Please, if it can be helped, do not buy a wild caught species of any tarantula as this can cause a massive impact on their availability in the wild.


Like all tarantulas, females will live longer than males, with an average lifespan of 15 years, although it has been reported that some females have lived for up to 25 years.

Males typically have a shorter lifespan at around ten years, which is still a long time for a male.


As mentioned previously, they are naturally found in tropical forests; they are a timid, fossorial species, which enjoy deep moist substrate. If housed efficiently, you may not see them unless they’re hungry. Due to their natural habitat, it is advised to keep them around 25.5°-27.8°C with about 70-80% humidity. The size of the enclosure will depend on the size of your tarantula, but you will need a large surface area with deep enough substrate (around 8”) for them to make their tunnels and web up, which is a brilliant sight to see.

Another reason why it’s advised to keep them in a larger enclosure with plenty of space to burrow is that they are extremely fast. Giving them an option to bolt into their hide is much better than giving them the only option to run out. As slings, they are kept like most, on a moist substrate, with the opportunity to burrow.
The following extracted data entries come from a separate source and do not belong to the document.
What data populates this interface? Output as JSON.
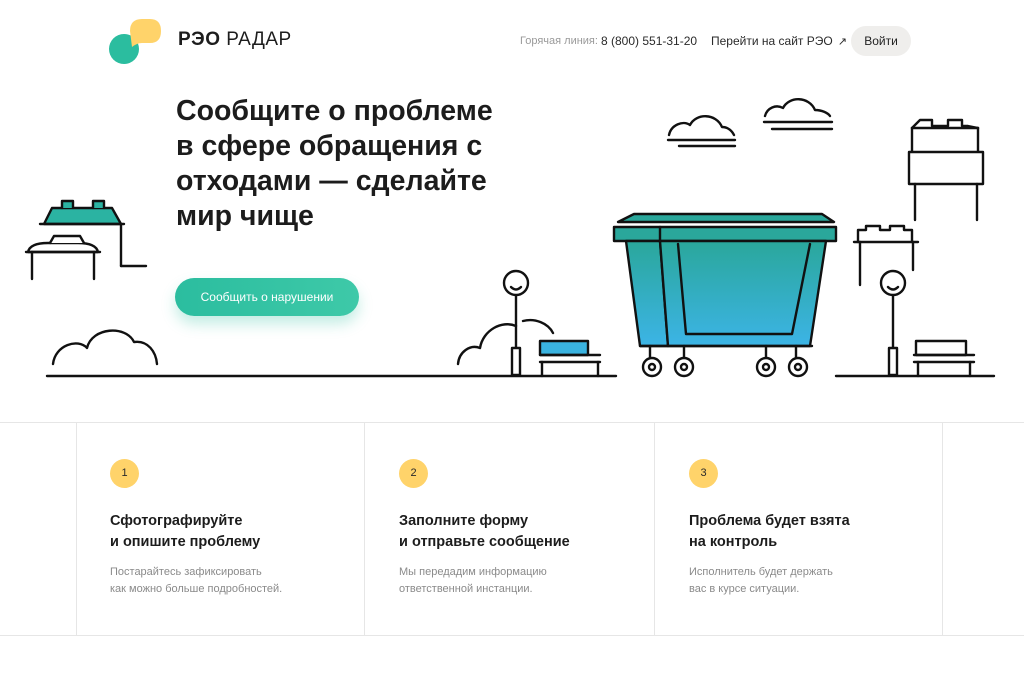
{
  "header": {
    "brand_bold": "РЭО",
    "brand_light": "РАДАР",
    "hotline_label": "Горячая линия:",
    "phone": "8 (800) 551-31-20",
    "site_link": "Перейти на сайт РЭО",
    "site_link_icon": "arrow-up-right-icon",
    "login_label": "Войти"
  },
  "hero": {
    "title": "Сообщите о проблеме\n в сфере обращения с\nотходами — сделайте\nмир чище",
    "cta_label": "Сообщить о нарушении"
  },
  "steps": [
    {
      "number": "1",
      "title": "Сфотографируйте\nи опишите проблему",
      "text": "Постарайтесь зафиксировать\nкак можно больше подробностей."
    },
    {
      "number": "2",
      "title": "Заполните форму\nи отправьте сообщение",
      "text": "Мы передадим информацию\nответственной инстанции."
    },
    {
      "number": "3",
      "title": "Проблема будет взята\nна контроль",
      "text": "Исполнитель будет держать\nвас в курсе ситуации."
    }
  ],
  "colors": {
    "accent_green": "#2bbd9f",
    "accent_yellow": "#ffd36a",
    "container_teal": "#2fb6b0",
    "container_blue": "#3ab3e0"
  }
}
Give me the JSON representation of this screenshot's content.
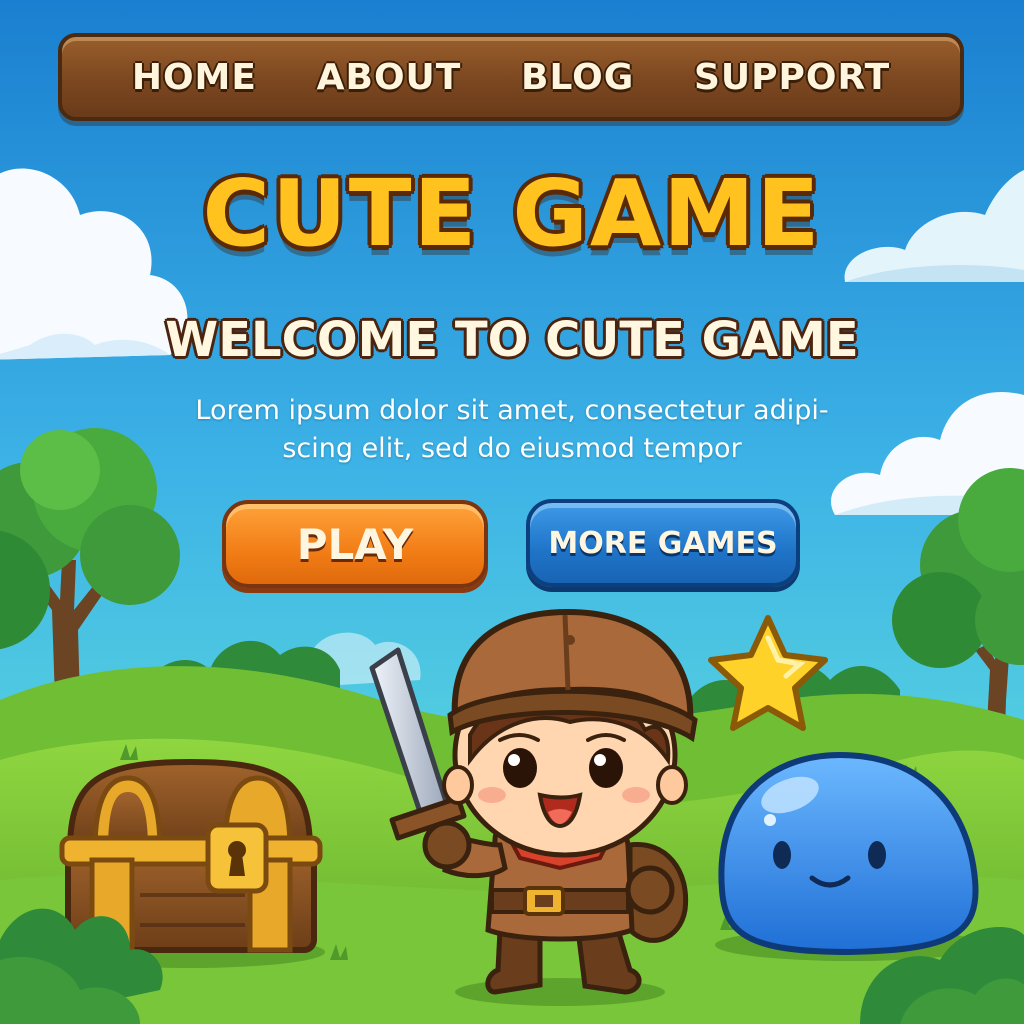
{
  "nav": {
    "items": [
      "HOME",
      "ABOUT",
      "BLOG",
      "SUPPORT"
    ]
  },
  "hero": {
    "title": "CUTE GAME",
    "subtitle": "WELCOME TO CUTE GAME",
    "description": "Lorem ipsum dolor sit amet, consectetur adipi-scing elit, sed do eiusmod tempor"
  },
  "buttons": {
    "play_label": "PLAY",
    "more_games_label": "MORE GAMES"
  },
  "illustration": {
    "icons": [
      "cloud-icon",
      "tree-icon",
      "treasure-chest-icon",
      "adventurer-character-icon",
      "sword-icon",
      "star-icon",
      "blue-slime-icon",
      "bush-icon"
    ]
  },
  "colors": {
    "sky_top": "#1a7fd0",
    "sky_bottom": "#4fd0e0",
    "grass": "#7cc83a",
    "nav_wood": "#7b4720",
    "title_yellow": "#ffc21f",
    "play_orange": "#f27d16",
    "more_blue": "#1f74c8"
  }
}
Set your mind on the attitude of an OBT, then double it and you have the Cyriopagopus lividus. These are an incredibly feisty species with a nasty bite; they are also very swift. As they are an old world species, their venom has a stronger potency compared to a new world species. C.lividus are more likely to hit a threat posture and attempt to bite, rather than flee, and as they don’t have urticating hairs, there won’t be any hair flicking.

Eating habits

Like most slings, they can be fed on Drosophila hydei, small roaches or a pinhead once a week. Once their size has increased, they can be introduced to mealworms and larger prey insects. They are a ravenous species, and will only turn down food when they’re in premoult (in most cases).

Growth rate

The C.lividus is a very fast growing species which will moult often. As they spend the majority of their time in their burrows, it is likely that they will keep the moult in their hide, rather than bringing them out as some species do; this may make it harder to keep track of their moulting cycle. You can expect your cobalt blue to reach maturity within two years if fed correctly and maintained at the correct temperature.

As adults, females typically hit around 5 inches, with males being slightly smaller.


To summarise, yes you should add a Cyriopagpus lividus to your collection if you’re experienced enough. Don’t expect a show tarantula because you won’t be getting one; what you will be getting is a tarantula that will impress you with underground mazes, webbing, and a ‘fight me’ attitude. They are a favourite amongst the majority, and if they’re not a favourite of yours yet, they soon will be. They are the perfect representation of an old world tarantula.